- National Route 55 highlighted in red

Route information
- Length: 210.2 km (130.6 mi)
- Existed: 1 May 1962–present

Major junctions
- East end: National Route 11 / National Route 28 / National Route 192 in Tokushima
- National Route 195; National Route 193; National Route 493; National Route 32; National Route 56;
- West end: National Route 33 / National Route 194 in Kōchi

Location
- Country: Japan

Highway system
- National highways of Japan; Expressways of Japan;
| ← National Route 54 |  | → National Route 56 |

= Japan National Route 55 =

National highway in Japan

National Route 55 (国道55号, Kokudō Gojūgogō) is a national highway of Japan connecting the capitals of Tokushima and Kōchi prefectures, Tokushima and Kōchi in the island of Shikoku with a total length of 210.2 km.

==Route description==
National Route 55 spans much of the south side of Shikoku traveling southwest from Tokushima to Cape Muroto along the island's coast. At the cape the route changes direction following the coastline still, but to the northwest towards Kōchi. and there are almost no steep slopes or curves, so it is also used as a driving course. Most of the road runs parallel to the east branch of the Tosa Kaidō, a trade route established during the Yamato period.
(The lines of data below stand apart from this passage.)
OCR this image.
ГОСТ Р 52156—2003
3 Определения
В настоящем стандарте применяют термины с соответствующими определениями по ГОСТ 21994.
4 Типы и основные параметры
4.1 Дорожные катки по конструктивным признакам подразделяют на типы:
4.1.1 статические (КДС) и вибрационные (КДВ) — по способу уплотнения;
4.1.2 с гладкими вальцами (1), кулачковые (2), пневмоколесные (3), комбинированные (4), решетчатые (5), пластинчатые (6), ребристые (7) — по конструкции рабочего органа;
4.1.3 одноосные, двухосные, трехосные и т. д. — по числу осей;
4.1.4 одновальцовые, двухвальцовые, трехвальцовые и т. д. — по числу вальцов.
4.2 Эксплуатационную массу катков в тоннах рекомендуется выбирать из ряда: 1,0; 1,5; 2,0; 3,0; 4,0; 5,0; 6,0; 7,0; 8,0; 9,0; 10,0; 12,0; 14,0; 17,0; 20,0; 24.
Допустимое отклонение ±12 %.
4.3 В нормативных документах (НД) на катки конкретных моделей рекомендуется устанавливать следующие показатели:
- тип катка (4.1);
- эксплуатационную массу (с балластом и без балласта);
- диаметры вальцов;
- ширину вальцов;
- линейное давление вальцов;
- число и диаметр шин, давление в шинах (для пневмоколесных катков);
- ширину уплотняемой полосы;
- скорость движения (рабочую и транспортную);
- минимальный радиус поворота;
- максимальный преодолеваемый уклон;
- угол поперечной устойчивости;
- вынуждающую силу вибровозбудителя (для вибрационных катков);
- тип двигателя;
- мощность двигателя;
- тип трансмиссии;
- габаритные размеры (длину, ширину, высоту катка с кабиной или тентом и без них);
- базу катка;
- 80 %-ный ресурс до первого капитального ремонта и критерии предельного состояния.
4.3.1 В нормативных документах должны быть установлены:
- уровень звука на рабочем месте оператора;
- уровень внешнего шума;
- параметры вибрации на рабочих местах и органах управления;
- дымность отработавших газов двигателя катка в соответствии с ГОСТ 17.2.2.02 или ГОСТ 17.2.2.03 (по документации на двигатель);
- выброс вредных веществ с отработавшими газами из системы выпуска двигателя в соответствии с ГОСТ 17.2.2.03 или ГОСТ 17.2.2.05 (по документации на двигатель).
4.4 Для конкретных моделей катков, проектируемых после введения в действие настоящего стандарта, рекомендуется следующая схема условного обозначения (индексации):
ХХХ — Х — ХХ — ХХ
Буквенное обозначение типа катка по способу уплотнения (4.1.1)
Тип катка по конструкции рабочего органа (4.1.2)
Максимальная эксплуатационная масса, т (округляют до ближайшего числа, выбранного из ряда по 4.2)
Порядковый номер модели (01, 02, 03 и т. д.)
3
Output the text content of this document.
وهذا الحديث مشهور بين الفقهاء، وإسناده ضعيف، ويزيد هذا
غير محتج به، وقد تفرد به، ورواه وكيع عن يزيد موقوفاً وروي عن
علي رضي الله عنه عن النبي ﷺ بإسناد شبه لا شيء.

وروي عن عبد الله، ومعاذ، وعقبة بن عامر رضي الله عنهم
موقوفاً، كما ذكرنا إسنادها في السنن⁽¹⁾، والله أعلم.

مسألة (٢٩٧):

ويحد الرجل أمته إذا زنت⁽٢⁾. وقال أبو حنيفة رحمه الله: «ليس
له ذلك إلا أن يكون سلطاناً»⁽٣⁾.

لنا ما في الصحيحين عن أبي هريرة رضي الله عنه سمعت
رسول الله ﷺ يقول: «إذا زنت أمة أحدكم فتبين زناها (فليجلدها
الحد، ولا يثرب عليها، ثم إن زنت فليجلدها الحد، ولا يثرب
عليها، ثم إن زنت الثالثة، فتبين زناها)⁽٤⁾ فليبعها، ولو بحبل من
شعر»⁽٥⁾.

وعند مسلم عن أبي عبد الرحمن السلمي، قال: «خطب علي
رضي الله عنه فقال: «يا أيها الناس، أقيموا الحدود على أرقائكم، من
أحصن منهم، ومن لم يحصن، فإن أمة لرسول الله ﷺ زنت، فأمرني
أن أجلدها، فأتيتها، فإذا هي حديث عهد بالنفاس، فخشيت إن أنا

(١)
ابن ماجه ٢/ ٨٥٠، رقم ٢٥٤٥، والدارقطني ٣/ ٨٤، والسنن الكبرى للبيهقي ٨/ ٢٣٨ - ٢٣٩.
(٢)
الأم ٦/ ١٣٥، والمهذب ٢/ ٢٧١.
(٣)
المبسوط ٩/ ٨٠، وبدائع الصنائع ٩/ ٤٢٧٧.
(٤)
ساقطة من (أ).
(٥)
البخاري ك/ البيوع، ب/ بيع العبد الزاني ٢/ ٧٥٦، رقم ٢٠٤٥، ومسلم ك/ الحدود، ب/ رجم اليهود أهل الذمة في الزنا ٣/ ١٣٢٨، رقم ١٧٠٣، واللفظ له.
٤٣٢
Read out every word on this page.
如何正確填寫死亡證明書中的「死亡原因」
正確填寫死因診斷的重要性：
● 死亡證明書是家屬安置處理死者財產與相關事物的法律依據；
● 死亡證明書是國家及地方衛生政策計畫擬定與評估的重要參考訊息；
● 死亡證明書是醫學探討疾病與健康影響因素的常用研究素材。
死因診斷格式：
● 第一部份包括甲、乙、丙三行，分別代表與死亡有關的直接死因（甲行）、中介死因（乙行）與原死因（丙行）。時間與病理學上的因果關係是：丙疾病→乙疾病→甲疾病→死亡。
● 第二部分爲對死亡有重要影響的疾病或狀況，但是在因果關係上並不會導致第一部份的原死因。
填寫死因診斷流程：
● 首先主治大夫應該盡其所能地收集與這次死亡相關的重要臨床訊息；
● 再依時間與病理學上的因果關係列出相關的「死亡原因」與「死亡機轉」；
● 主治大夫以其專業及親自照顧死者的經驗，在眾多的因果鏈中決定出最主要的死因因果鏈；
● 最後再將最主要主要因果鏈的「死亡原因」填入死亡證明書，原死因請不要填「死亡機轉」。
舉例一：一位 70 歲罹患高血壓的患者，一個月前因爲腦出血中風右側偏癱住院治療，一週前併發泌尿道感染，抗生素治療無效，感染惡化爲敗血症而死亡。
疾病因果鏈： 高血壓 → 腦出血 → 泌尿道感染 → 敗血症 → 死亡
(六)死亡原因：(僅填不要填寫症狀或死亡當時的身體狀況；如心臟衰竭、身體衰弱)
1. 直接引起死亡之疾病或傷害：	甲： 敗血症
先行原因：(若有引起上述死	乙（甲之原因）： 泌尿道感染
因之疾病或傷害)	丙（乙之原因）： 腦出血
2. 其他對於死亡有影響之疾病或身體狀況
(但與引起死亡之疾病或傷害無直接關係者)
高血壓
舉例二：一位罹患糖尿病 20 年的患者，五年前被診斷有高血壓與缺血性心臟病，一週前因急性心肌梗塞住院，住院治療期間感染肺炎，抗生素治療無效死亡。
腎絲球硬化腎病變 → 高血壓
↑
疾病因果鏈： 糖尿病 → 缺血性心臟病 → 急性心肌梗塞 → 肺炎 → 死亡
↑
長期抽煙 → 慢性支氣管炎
Near Anan National Route 55 runs along the coast, whereas the east branch of the Tosa Kaidō runs slightly inland. The scenic view zone along the route is also a typhoon-prone area, and traffic restrictions are often imposed from summer to autumn due to roadside collapses, falling rocks, and high waves. Traffic restrictions may also be put in place when a major tsunami warning is issued. Overall, the highway has a total length of 210.2 km.

==History==
On 18 May 1953 Secondary National Route 194 was established along what would become current-National Route 55 between Tokushima and Kōchi. It was upgraded to Primary National Route 55 on 1 May 1962. The designation for Secondary National Route 194 was then re-assigned to the current National Route 194 between the cities of Kōchi and Saijō.